No había encontrado jamás lo que tenía la gente como mi hermano, lo que mi hermana creyó tener hasta que dejó de tenerlo, eso que tú y yo formalizamos ahora: el contrato, el acuerdo, ser uno y un mismo cuerpo para siempre… y, a cambio de todo eso, el apoyo, los nombres cariñosos y las caricias en el pelo por la noche cuando tienes ganas de llorar. Siempre había creído que no lo deseaba, no para siempre, si he de serte sincero, que podría ser una de esas personas que son más felices sin ello. Es posible que el ejemplo de mis padres me disuadiera: empezaron demasiado jóvenes, trajeron sus hijos al mundo sin pensar realmente en lo que estaban haciendo, se olvidaron de lo que en un principio le gustaba al uno del otro. Por entonces me parecía que mis padres tan solo aguantaban, como dos perros viejos atados en la misma caseta pero demasiado cansados para seguir peleándose.

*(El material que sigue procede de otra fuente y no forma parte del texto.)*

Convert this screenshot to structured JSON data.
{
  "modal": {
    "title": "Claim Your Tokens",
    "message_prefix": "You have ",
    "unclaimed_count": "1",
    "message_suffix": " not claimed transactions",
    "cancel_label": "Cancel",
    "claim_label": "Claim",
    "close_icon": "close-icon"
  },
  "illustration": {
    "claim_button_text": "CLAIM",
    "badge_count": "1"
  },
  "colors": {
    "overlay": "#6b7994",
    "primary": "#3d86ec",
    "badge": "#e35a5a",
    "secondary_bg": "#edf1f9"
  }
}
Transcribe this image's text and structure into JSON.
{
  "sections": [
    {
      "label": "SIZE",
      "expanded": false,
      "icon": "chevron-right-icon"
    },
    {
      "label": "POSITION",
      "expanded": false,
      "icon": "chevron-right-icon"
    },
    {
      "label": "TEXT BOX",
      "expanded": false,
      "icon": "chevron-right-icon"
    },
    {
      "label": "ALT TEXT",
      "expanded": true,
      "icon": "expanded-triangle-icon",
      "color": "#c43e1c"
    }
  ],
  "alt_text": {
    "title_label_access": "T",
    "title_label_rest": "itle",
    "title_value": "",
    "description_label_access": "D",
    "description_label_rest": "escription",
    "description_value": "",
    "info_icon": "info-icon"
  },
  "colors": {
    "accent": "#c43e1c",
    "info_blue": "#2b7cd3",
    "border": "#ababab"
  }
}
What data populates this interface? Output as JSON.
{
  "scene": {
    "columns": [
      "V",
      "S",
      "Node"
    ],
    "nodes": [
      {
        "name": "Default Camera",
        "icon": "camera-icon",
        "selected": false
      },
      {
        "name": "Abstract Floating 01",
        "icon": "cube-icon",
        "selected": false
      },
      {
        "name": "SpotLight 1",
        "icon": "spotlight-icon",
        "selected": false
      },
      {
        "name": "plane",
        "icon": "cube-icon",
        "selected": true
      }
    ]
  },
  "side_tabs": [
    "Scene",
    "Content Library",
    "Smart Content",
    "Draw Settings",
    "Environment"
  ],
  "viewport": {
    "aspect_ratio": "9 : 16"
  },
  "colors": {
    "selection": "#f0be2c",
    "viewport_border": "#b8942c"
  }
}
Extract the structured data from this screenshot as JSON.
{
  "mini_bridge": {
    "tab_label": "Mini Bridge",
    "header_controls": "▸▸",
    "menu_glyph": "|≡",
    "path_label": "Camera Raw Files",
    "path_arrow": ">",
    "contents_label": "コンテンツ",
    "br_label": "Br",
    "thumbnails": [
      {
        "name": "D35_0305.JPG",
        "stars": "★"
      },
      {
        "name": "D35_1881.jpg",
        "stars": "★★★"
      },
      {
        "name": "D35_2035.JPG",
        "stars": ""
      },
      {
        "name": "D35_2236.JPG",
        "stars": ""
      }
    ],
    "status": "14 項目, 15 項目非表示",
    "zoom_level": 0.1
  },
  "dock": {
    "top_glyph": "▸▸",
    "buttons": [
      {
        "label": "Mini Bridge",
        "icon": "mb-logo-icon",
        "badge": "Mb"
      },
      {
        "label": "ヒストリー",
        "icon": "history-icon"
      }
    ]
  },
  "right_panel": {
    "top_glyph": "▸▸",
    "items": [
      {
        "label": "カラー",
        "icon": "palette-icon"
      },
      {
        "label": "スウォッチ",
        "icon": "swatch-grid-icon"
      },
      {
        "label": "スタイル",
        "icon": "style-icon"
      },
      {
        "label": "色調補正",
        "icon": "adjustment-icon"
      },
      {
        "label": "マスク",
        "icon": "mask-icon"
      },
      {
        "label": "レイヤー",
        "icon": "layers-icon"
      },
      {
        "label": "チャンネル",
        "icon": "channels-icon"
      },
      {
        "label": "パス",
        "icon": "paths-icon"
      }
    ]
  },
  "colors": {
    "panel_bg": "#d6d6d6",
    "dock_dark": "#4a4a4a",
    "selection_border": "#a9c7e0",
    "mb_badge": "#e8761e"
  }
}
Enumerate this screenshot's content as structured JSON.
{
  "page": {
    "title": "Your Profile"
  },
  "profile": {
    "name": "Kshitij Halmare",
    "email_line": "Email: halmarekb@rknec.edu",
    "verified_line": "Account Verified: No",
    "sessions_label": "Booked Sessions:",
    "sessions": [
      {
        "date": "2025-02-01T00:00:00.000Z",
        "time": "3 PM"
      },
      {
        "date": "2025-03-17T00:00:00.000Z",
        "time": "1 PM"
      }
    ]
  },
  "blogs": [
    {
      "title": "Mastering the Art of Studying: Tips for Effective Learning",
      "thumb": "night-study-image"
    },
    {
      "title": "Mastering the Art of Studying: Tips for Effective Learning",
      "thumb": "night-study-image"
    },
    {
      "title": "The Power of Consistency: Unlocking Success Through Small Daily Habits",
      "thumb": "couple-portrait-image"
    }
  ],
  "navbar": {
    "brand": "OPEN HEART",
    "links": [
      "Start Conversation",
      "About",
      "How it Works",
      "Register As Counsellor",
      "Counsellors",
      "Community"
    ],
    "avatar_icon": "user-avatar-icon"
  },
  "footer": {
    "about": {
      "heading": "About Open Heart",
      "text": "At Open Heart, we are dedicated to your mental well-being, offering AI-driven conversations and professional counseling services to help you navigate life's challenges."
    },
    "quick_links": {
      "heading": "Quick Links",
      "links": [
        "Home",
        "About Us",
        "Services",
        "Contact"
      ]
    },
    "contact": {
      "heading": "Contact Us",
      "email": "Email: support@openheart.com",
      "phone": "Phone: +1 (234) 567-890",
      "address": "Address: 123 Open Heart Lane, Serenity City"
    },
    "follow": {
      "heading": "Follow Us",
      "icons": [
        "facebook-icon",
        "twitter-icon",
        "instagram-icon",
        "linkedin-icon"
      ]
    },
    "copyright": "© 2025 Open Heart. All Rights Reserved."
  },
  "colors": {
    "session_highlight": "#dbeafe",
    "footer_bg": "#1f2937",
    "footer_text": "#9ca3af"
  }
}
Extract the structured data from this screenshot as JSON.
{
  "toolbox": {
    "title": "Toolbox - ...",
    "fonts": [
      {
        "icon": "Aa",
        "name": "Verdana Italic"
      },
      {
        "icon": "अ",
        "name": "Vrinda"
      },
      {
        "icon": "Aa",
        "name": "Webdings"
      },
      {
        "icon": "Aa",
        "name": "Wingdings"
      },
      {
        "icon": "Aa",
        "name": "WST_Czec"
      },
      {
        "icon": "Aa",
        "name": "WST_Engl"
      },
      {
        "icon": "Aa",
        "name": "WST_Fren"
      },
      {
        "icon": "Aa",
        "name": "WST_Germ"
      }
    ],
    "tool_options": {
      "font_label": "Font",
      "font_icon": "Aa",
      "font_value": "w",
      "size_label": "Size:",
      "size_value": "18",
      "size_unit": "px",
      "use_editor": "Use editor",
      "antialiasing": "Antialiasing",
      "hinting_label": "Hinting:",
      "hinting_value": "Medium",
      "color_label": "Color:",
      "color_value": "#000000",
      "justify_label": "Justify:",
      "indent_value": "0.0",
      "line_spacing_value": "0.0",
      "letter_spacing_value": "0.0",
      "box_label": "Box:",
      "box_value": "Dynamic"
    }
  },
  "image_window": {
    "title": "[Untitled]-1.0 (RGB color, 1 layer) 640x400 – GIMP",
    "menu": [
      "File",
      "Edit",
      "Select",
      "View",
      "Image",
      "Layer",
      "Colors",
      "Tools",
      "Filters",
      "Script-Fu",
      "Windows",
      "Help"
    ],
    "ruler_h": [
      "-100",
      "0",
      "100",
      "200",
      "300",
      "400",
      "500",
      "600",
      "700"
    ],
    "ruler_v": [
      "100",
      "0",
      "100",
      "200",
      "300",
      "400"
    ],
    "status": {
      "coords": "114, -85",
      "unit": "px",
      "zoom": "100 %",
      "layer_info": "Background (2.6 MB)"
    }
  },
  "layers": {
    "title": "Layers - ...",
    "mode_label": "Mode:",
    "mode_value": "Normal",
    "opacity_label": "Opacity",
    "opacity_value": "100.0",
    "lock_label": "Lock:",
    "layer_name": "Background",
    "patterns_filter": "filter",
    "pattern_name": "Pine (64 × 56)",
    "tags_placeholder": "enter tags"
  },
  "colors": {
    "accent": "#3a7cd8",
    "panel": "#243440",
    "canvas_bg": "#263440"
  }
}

En casa se pasaban el día viendo la televisión para no tener que conversar. Estoy seguro de que, en las raras ocasiones en que comían fuera de casa, eran una de esas penosas parejas a las que a veces se ve masticando juntos en silencio.

Fragmento de la novela «El deshielo», de A.D. Miller, Literatura Mondadori, 2013.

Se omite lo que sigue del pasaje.